Three pilot schemes for unsocial hours payments have been proposed to provide background before the final choice of scheme. Each is a modification of the current Whitley arrangements for nurses and midwives, with variable pay enhancements according to band — higher at the lower end and tapering down as the bands increase — and the time of the week worked (ie, bank holidays and weekends). The maximum payment is still fixed at the top of band six and there are no enhancements for band nine posts.

Data collection and modelling of the options has not yet been completed, and so the interim agreement (initially set to end last month, then delayed until October 2006) now remains in force until April 2007. There is a debate about whether the new schemes should be “live tested” at some sites, to understand the response of staff in practice.

The interim arrangements for on-call payments, under which pharmacists continue to receive their emergency duty payment, are set to be replaced in April 2008. Work will begin once the unsocial hours process is agreed.

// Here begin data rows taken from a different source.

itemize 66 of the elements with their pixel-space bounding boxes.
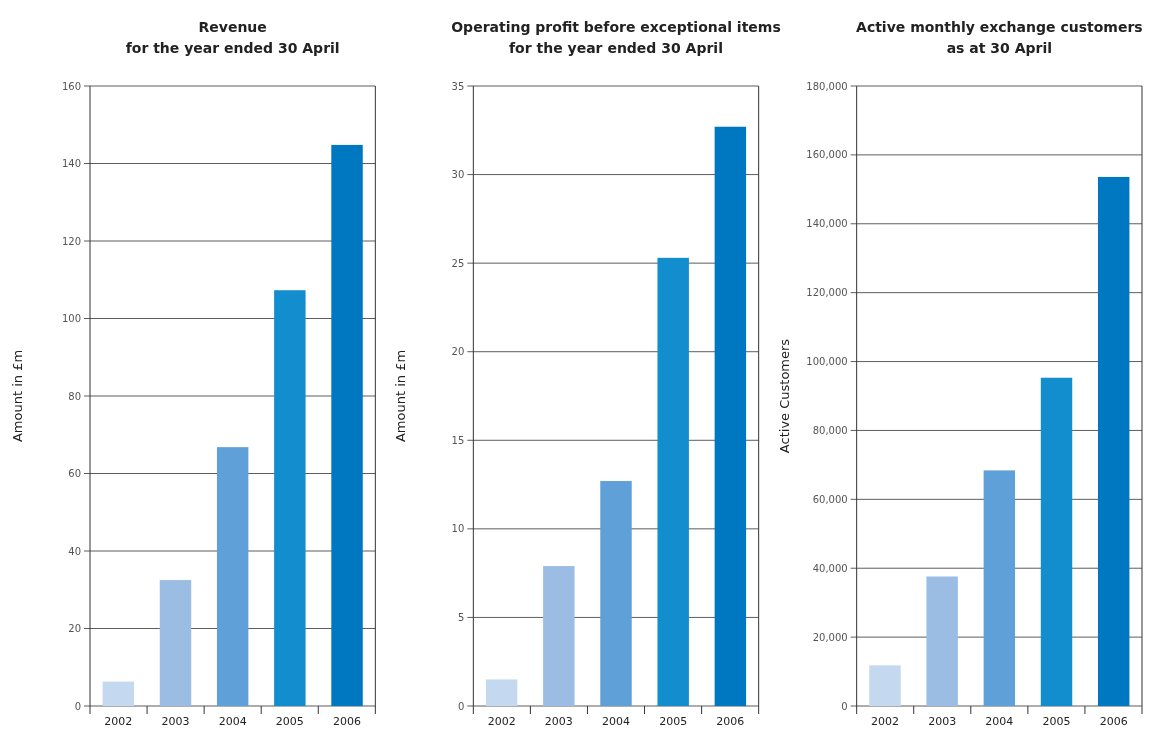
bar: [274, 290, 306, 706]
bar: [657, 257, 689, 706]
bar: [926, 576, 958, 706]
y-tick-label: 30: [451, 169, 465, 181]
chart-subtitle: for the year ended 30 April: [125, 40, 340, 56]
bar: [869, 665, 901, 706]
y-tick-label: 140,000: [806, 218, 848, 230]
x-tick-label: 2002: [487, 715, 516, 728]
y-tick-label: 20: [68, 623, 81, 634]
bar: [714, 126, 747, 706]
y-tick-label: 80,000: [812, 424, 848, 436]
x-tick-label: 2004: [218, 715, 247, 728]
x-tick-label: 2003: [928, 715, 957, 728]
y-tick-label: 35: [451, 80, 465, 92]
y-tick-label: 160,000: [806, 149, 848, 161]
bar: [543, 566, 575, 706]
y-tick-label: 40,000: [812, 562, 848, 574]
y-tick-label: 15: [451, 434, 465, 446]
y-tick-label: 180,000: [806, 80, 848, 92]
x-tick-label: 2006: [716, 715, 745, 728]
chart-title: Revenue: [198, 19, 267, 35]
x-tick-label: 2006: [1099, 715, 1128, 728]
y-tick-label: 140: [61, 158, 81, 169]
bar: [159, 580, 192, 706]
y-tick-label: 120: [61, 235, 81, 247]
y-tick-label: 20: [451, 346, 465, 358]
y-tick-label: 60: [68, 468, 81, 479]
x-tick-label: 2003: [161, 715, 190, 728]
x-tick-label: 2005: [659, 715, 688, 728]
bar: [102, 681, 135, 706]
bar: [331, 144, 363, 706]
y-tick-label: 100: [61, 313, 81, 324]
y-tick-label: 80: [68, 390, 81, 402]
y-tick-label: 0: [74, 700, 81, 712]
y-tick-label: 10: [451, 523, 465, 535]
y-tick-label: 5: [457, 611, 465, 623]
chart-subtitle: as at 30 April: [946, 40, 1053, 56]
x-tick-label: 2004: [985, 715, 1014, 728]
chart-title: Active monthly exchange customers: [856, 19, 1143, 35]
y-tick-label: 160: [61, 80, 81, 92]
y-axis-title: Active Customers: [776, 338, 792, 454]
y-tick-label: 20,000: [812, 631, 848, 643]
y-axis-title: Amount in £m: [393, 349, 409, 443]
x-tick-label: 2005: [275, 715, 304, 728]
y-tick-label: 0: [457, 700, 465, 712]
bar: [600, 481, 632, 706]
x-tick-label: 2003: [544, 715, 573, 728]
chart-subtitle: for the year ended 30 April: [509, 40, 723, 56]
bar: [485, 679, 518, 706]
y-tick-label: 40: [68, 545, 81, 557]
bar: [1097, 176, 1130, 706]
y-tick-label: 25: [451, 257, 465, 269]
x-tick-label: 2005: [1042, 715, 1071, 728]
bar: [983, 470, 1016, 706]
x-tick-label: 2002: [870, 715, 899, 728]
y-tick-label: 60,000: [812, 493, 848, 505]
bar: [216, 447, 249, 706]
x-tick-label: 2004: [602, 715, 630, 728]
x-tick-label: 2002: [104, 715, 133, 728]
y-tick-label: 0: [841, 700, 848, 712]
y-axis-title: Amount in £m: [10, 349, 25, 443]
y-tick-label: 100,000: [806, 356, 848, 368]
x-tick-label: 2006: [333, 715, 362, 728]
bar: [1040, 377, 1073, 706]
y-tick-label: 120,000: [806, 287, 848, 299]
chart-title: Operating profit before exceptional items: [451, 19, 781, 35]
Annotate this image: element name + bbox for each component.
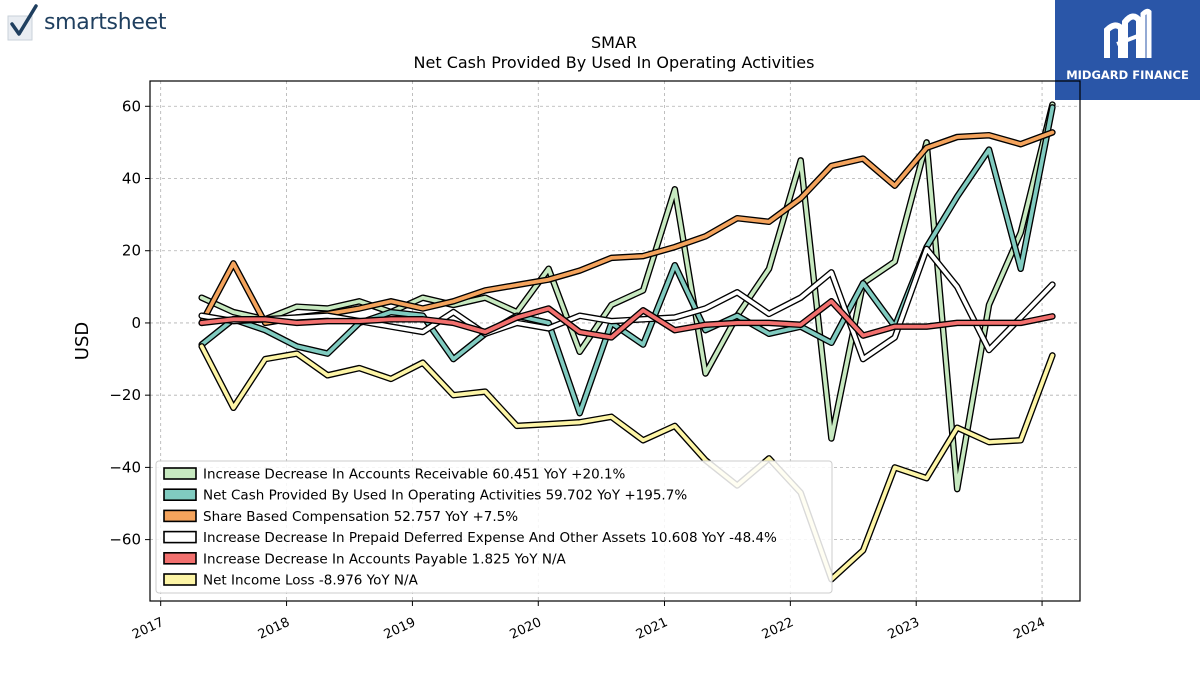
x-tick-label: 2024: [1011, 615, 1047, 643]
smartsheet-logo: smartsheet: [6, 4, 186, 44]
x-tick-label: 2018: [256, 615, 292, 643]
x-axis: 2017 2018 2019 2020 2021 2022 2023 2024: [130, 601, 1048, 643]
x-tick-label: 2020: [508, 615, 544, 643]
legend-entry-label: Net Cash Provided By Used In Operating A…: [203, 488, 687, 504]
series-outline-increase-decrease-in-prepaid-deferred-expense-and-other-assets: [198, 245, 1056, 363]
legend-swatch: [163, 509, 197, 523]
plot-frame: [149, 80, 1081, 602]
y-tick-label: 0: [131, 314, 141, 332]
legend-swatch: [163, 551, 197, 565]
x-tick-label: 2017: [130, 615, 166, 643]
y-axis-label: USD: [72, 322, 93, 360]
legend-entry-label: Share Based Compensation 52.757 YoY +7.5…: [203, 509, 518, 525]
legend-entry-label: Increase Decrease In Prepaid Deferred Ex…: [203, 530, 777, 546]
y-tick-label: −20: [109, 386, 141, 404]
legend-entry-label: Increase Decrease In Accounts Payable 1.…: [203, 551, 566, 567]
y-tick-label: 60: [122, 97, 141, 115]
y-axis: 60 40 20 0 −20 −40 −60: [109, 97, 150, 549]
series-lines: [198, 101, 1056, 583]
smartsheet-wordmark: smartsheet: [44, 10, 167, 35]
chart-subtitle: Net Cash Provided By Used In Operating A…: [414, 53, 815, 72]
legend-box: [155, 460, 833, 594]
y-tick-label: −60: [109, 531, 141, 549]
legend-swatch: [163, 467, 197, 480]
series-line-net-income-loss: [199, 344, 1055, 582]
checkmark-icon: [7, 4, 38, 41]
legend: Increase Decrease In Accounts Receivable…: [155, 460, 833, 594]
y-tick-label: 40: [122, 170, 141, 188]
legend-swatch: [163, 530, 197, 544]
midgard-monogram-icon: [1104, 8, 1152, 58]
legend-entry-label: Net Income Loss -8.976 YoY N/A: [203, 573, 419, 589]
x-tick-label: 2022: [760, 615, 796, 643]
legend-swatch: [163, 488, 197, 502]
legend-swatch: [163, 573, 197, 586]
y-tick-label: −40: [109, 458, 141, 476]
chart-title: SMAR: [591, 33, 637, 52]
x-tick-label: 2021: [634, 615, 670, 643]
series-line-increase-decrease-in-accounts-receivable: [199, 102, 1055, 492]
x-tick-label: 2023: [886, 615, 922, 643]
legend-entry-label: Increase Decrease In Accounts Receivable…: [203, 467, 626, 483]
x-tick-label: 2019: [382, 615, 418, 643]
midgard-finance-wordmark: MIDGARD FINANCE: [1066, 68, 1189, 82]
series-line-increase-decrease-in-prepaid-deferred-expense-and-other-assets: [199, 246, 1055, 362]
midgard-finance-logo: MIDGARD FINANCE: [1055, 0, 1200, 100]
series-line-increase-decrease-in-accounts-payable: [199, 299, 1055, 340]
y-tick-label: 20: [122, 242, 141, 260]
series-line-share-based-compensation: [199, 130, 1055, 325]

In March, the Pay Review Body (PRB) recommended an increase of 2.5 per cent on both basic pay rates and high-cost area supplements. The PRB believes, however, that it was too early to make any changes to the recruitment and retention premia (RRP). One of the reasons for this is that future AfC premia are designed to reflect emerging labour market pressures and these are not yet known. The PRB was informed that the existing premia were a result of previous market forces and it is on this basis that 15 occupations, including pharmacists and support staff, were identified as potential recipients of payments in excess of their evaluation outcomes.

The PRB was also critical of the lack of robust information supplied to it. It intends to work with both staff and management to simplify the data needs and so ensure that robust evidence is in place for the next round of pay talks this autumn. The flexibility of employers to pay local RRP under the current AfC agreement was also noted.

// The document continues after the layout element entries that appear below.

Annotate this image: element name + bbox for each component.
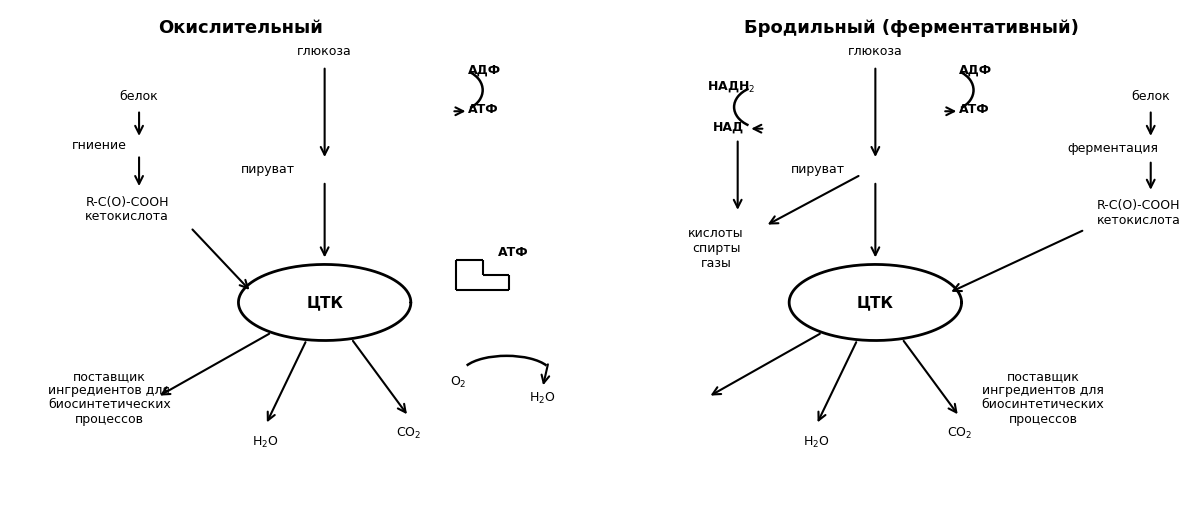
Text: АДФ: АДФ [468,64,502,76]
Text: ингредиентов для: ингредиентов для [982,384,1104,397]
Text: кетокислота: кетокислота [1097,214,1181,227]
Text: ферментация: ферментация [1067,142,1158,155]
Text: процессов: процессов [74,413,144,426]
Text: Бродильный (ферментативный): Бродильный (ферментативный) [744,19,1079,37]
Text: Окислительный: Окислительный [158,19,323,37]
Text: O$_2$: O$_2$ [450,375,467,390]
Text: пируват: пируват [240,163,295,176]
Text: H$_2$O: H$_2$O [529,391,556,406]
Text: АТФ: АТФ [959,103,990,116]
Text: НАДН$_2$: НАДН$_2$ [708,80,756,95]
Text: R-C(O)-COOH: R-C(O)-COOH [1097,199,1181,212]
Text: H$_2$O: H$_2$O [803,434,829,450]
Text: АТФ: АТФ [498,246,529,259]
Text: спирты: спирты [692,242,740,255]
Text: R-C(O)-COOH: R-C(O)-COOH [85,195,169,209]
Text: поставщик: поставщик [1007,370,1080,383]
Text: НАД: НАД [713,121,744,134]
Text: АТФ: АТФ [468,103,499,116]
Text: поставщик: поставщик [73,370,145,383]
Text: пируват: пируват [791,163,846,176]
Text: H$_2$O: H$_2$O [252,434,278,450]
Text: ЦТК: ЦТК [857,295,894,310]
Text: биосинтетических: биосинтетических [48,398,170,412]
Text: CO$_2$: CO$_2$ [947,426,972,441]
Text: глюкоза: глюкоза [298,45,352,58]
Text: ингредиентов для: ингредиентов для [48,384,170,397]
Text: белок: белок [1132,90,1170,103]
Text: ЦТК: ЦТК [306,295,343,310]
Text: АДФ: АДФ [959,64,992,76]
Text: глюкоза: глюкоза [848,45,902,58]
Text: биосинтетических: биосинтетических [982,398,1104,412]
Text: белок: белок [120,90,158,103]
Text: кислоты: кислоты [689,227,744,241]
Text: кетокислота: кетокислота [85,210,169,224]
Text: гниение: гниение [72,139,127,152]
Text: газы: газы [701,257,732,270]
Text: процессов: процессов [1008,413,1078,426]
Text: CO$_2$: CO$_2$ [396,426,421,441]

For its part, Amicus, with the support of the Guild of Healthcare Pharmacists, had called for a national RRP, targeted at pay band six and seven, and equivalent to four incremental points. This intended to bring salaries closer to those in the commercial sector, to shorten the pay band, (since maximum increments are not available to new recruits for nearly 10 years) and, in particular, to reduce the turnover in junior posts.

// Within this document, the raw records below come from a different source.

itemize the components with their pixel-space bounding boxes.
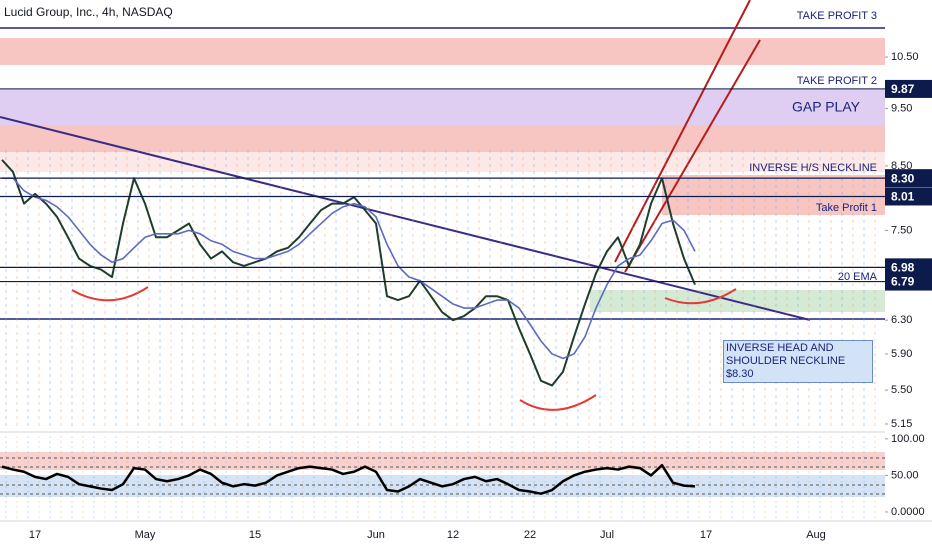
y-tick-label: 6.30 [891, 314, 912, 326]
trend-line [0, 116, 811, 321]
zone [0, 125, 885, 152]
zone [0, 38, 885, 65]
y-tick-label: 100.00 [891, 433, 925, 445]
annotation: TAKE PROFIT 3 [797, 10, 877, 22]
osc-zone [0, 452, 885, 470]
y-tick-label: 8.50 [891, 160, 912, 172]
y-tick-label: 7.50 [891, 224, 912, 236]
sketch [519, 394, 597, 411]
x-tick-label: 22 [524, 529, 536, 541]
annotation: TAKE PROFIT 2 [797, 75, 877, 87]
annotation: Take Profit 1 [816, 202, 877, 214]
price-badge [885, 272, 932, 291]
chart-title: Lucid Group, Inc., 4h, NASDAQ [4, 5, 173, 19]
series-line [2, 177, 696, 360]
series-line [1, 463, 696, 495]
annotation: INVERSE H/S NECKLINE [749, 162, 877, 174]
price-badge [885, 258, 932, 277]
x-tick-label: Aug [806, 529, 826, 541]
x-tick-label: 15 [249, 529, 261, 541]
trend-line [614, 0, 751, 263]
sketch [664, 288, 737, 305]
y-tick-label: 9.50 [891, 103, 912, 115]
price-badge-label: 6.98 [891, 261, 915, 275]
price-badge [885, 187, 932, 206]
price-badge [885, 169, 932, 188]
x-tick-label: 12 [447, 529, 459, 541]
sketch [71, 286, 149, 302]
annotation: GAP PLAY [792, 99, 861, 115]
y-tick-label: 5.15 [891, 418, 912, 430]
price-badge-label: 8.01 [891, 190, 915, 204]
zone [0, 90, 885, 125]
y-tick-label: 10.50 [891, 51, 919, 63]
price-badge-label: 9.87 [891, 82, 915, 96]
annotation-box: INVERSE HEAD AND SHOULDER NECKLINE $8.30 [723, 340, 873, 383]
x-tick-label: May [135, 529, 156, 541]
decor [0, 0, 932, 522]
x-tick-label: 17 [700, 529, 712, 541]
series-line [1, 159, 696, 387]
y-tick-label: 5.90 [891, 348, 912, 360]
price-badge-label: 6.79 [891, 275, 915, 289]
price-badge [885, 79, 932, 98]
price-badge-label: 8.30 [891, 171, 915, 185]
series-label: 20 EMA [838, 271, 878, 283]
y-tick-label: 5.50 [891, 384, 912, 396]
x-tick-label: 17 [29, 529, 41, 541]
zone [662, 175, 885, 215]
trend-line [624, 39, 761, 273]
x-tick-label: Jul [600, 529, 614, 541]
y-tick-label: 50.00 [891, 469, 919, 481]
y-tick-label: 0.0000 [891, 506, 925, 518]
x-tick-label: Jun [367, 529, 385, 541]
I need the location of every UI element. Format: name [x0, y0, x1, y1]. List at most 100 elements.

The Department of Health has estimated that the NHS pay bill this year will rise by 8.4 per cent and earnings per head will rise by 5.1 per cent, partly as a result of the above-mentioned pay award. In particular, salaries of those at the bottom of the pay scale are claimed to have increased by 33 per cent over the last five years. There is therefore said to be an excess cost of AfC of between £220m and £390m, contributing to the deficit in some trusts and to the much-reported freezes on recruitment and redundancies. All this is, in turn, adding to concerns about job evaluation outcomes, with some staff believing that these are being held too low to help control the pay bill.

GHP’s role

Hence there is still a considerable way to go before all the changes to be brought in by AfC will have been made and all its implications known. It is therefore vital that representative organisations such as the GHP continue to provide the tools to support both pharmacy managers and staff. To this end, the GHP has set about collating the information it receives on job evaluation outcomes and about frozen and redundant posts. Work will start with Amicus on recruitment and retention issues to put together a case providing the type of data the PRB wants in order to inform its decisions.

Clearly, the GHP can only act on the information it receives. The challenge is therefore to create a communication mechanism between those on the ground and the representative organisations to identify issues and solutions. That way, we can help ensure that the planned benefits of service modernisation can be delivered to patients by fairly rewarded and motivated pharmacists and other pharmacy staff. We should remember that, as Benjamin Disraeli once said: “As a general rule, the most successful man in life is the man who has the best information.”